We all know by now that the next-to-last straw for Mike Brown was an AP story about him waiting several hours before asking Michael Chertoff to dispatch DHS employees down there--and gave them two days to arrive.
Well, Knight Ridder's Washington bureau recieved a memo that appears to pin the blame for the slow response not on Brownie, but on Chertoff
The federal official with the power to mobilize a massive federal response to Hurricane Katrina was Homeland Security Secretary Michael Chertoff, not the former FEMA chief who was relieved of his duties and resigned earlier this week, federal documents reviewed by Knight Ridder show.
Even before the storm struck the Gulf Coast, Chertoff could have ordered federal agencies into action without any request from state or local officials. Federal Emergency Management Agency chief Michael Brown had only limited authority to do so until about 36 hours after the storm hit, when Chertoff designated him as the "principal federal official" in charge of the storm.

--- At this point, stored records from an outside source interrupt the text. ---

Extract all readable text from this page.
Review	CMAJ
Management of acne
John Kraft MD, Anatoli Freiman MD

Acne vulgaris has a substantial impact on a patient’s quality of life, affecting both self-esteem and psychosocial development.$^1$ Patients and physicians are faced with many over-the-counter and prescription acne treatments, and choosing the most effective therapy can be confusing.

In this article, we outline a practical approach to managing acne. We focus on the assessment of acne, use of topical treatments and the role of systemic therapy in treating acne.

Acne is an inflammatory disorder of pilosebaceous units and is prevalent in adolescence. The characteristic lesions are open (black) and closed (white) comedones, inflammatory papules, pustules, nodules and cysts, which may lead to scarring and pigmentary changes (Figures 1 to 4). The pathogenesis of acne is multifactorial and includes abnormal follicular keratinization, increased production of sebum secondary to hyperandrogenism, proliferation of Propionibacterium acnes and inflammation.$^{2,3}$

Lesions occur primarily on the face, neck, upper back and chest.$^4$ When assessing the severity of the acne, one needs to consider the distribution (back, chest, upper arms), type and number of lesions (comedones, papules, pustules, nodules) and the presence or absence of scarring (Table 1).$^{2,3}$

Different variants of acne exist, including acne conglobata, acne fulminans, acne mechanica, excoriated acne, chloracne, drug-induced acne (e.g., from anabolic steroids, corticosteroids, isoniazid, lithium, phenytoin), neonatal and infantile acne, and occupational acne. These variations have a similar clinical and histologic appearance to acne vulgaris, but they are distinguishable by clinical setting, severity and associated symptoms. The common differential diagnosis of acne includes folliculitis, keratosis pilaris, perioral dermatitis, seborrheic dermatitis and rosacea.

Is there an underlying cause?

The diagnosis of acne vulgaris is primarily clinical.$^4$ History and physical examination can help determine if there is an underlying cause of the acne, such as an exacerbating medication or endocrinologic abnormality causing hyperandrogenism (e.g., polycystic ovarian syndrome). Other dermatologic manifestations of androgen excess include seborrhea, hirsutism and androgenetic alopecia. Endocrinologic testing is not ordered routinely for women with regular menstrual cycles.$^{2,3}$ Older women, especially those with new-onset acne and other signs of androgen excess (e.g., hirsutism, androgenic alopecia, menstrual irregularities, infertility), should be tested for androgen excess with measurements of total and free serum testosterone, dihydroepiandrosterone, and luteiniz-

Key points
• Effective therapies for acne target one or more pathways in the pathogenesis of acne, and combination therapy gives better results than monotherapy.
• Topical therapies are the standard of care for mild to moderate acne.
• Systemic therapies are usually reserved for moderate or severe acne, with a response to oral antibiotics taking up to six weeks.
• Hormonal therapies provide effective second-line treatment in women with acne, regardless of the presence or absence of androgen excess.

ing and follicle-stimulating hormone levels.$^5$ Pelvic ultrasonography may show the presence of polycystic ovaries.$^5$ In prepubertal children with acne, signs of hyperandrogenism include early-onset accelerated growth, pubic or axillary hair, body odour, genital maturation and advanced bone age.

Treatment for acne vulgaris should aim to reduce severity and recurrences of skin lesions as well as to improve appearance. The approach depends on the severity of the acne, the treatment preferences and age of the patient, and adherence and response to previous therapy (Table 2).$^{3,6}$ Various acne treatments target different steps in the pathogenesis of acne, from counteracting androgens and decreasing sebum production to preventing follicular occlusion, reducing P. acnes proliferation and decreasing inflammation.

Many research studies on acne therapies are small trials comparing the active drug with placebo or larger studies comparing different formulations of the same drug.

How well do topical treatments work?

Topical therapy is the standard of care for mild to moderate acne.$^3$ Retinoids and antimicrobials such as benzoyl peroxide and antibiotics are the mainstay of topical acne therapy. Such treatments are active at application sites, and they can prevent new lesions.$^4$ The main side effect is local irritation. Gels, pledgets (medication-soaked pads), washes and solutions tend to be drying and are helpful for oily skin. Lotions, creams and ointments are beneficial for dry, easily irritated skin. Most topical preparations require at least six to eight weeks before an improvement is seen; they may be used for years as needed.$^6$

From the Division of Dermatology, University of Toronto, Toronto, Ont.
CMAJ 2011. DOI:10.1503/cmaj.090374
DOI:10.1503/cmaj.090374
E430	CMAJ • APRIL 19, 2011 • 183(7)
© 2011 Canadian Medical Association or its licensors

A day and a half before Chertoff did anything to respond to the worst natural disaster in American history. Inexcusable. And it gets better:
Chertoff - not Brown - was in charge of managing the national response to a catastrophic disaster, according to the National Response Plan, the federal government's blueprint for how agencies will handle major natural disasters or terrorist incidents. An order issued by President Bush in 2003 also assigned that responsibility to the homeland security director.
But according to a memo obtained by Knight Ridder, Chertoff didn't shift that power to Brown until late afternoon or evening on Aug. 30, about 36 hours after Katrina hit Louisiana and Mississippi. That same memo suggests that Chertoff may have been confused about his lead role in disaster response and that of his department.
The Knight Ridder story also quotes one of Reagan's FEMA directors--and it's telling.
A former FEMA director under President Reagan expressed shock by the inaction that Chertoff's memo suggested. It showed that Chertoff "does not have a full appreciation for what the country is faced with - nor does anyone who waits that long," said Gen. Julius Becton Jr., who was FEMA director from 1985-1989.
"Anytime you have a delay in taking action, there's a potential for losing lives," Becton told Knight Ridder. "I have no idea how many lives we're talking about. ... I don't understand why, except that they were inefficient."
And yet another example of the lack of a policy apparatus at the White House:
The Chertoff memo indicates that the response to Katrina wasn't left to disaster professionals, but was run out of the White House, said George Haddow, a former deputy chief of staff at FEMA during the Clinton administration and the co-author of an emergency management textbook.
"It shows that the president is running the disaster, the White House is running it as opposed to Brown or Chertoff," Haddow said.
Shrub just took full responsibility for the government's Keystone Kops response to Katrina. It's time for him to put his money where his mouth is and fire Michael Chertoff. Now. And if he doesn't, bear in mind--Cabinet officials can be impeached.